Among the disturbing episodes laid out by the Times, Friedman allegedly shoved a female employee's face into his crotch in front of Amy Poehler in 2007, forced his tongue down another female employee’s throat and bit a bar manager on the waist. Friedman, who is married to a former Spotted Pig hostess, issued an apology that also claimed “some incidents were not as described.” One of the women told the Times that she didn't speak up at the time because “Ken bragged about blacklisting people all the time. And we saw it happen.”

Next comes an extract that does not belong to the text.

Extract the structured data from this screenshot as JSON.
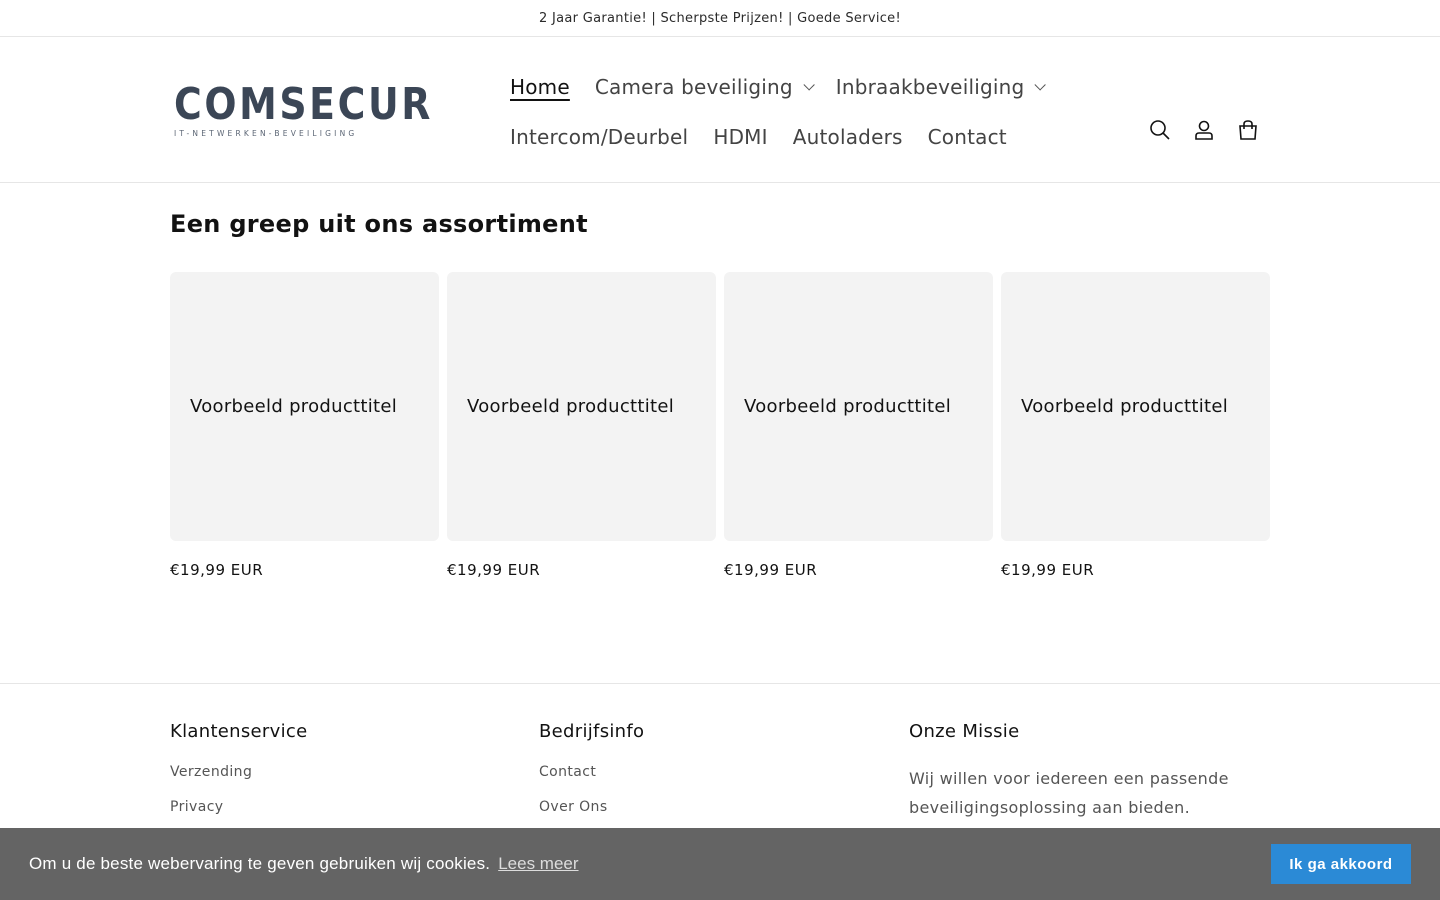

The restaurant industry is far from toppling its last domino in the wake of the seismic cultural shift in sexual assault awareness epitomized by the hashtag #metoo. So far, the newfound freedom of shattered silence that has rocked all corners of the culture—in Hollywood, in Washington and in establishment art circles in New York—has effectively ended the careers of Charlie Rose, Louis C.K., Kevin Spacey, Russell Simmons, Mario Batali, Matt Lauer, top officials at WNYC and NPR, longtime maestros at the Metropolitan Opera and New York City Ballet, a major writer at the prestigious New Yorker magazine, and three sitting members of Congress (just to name a few).
What fresh hell awaits us in tomorrow's news?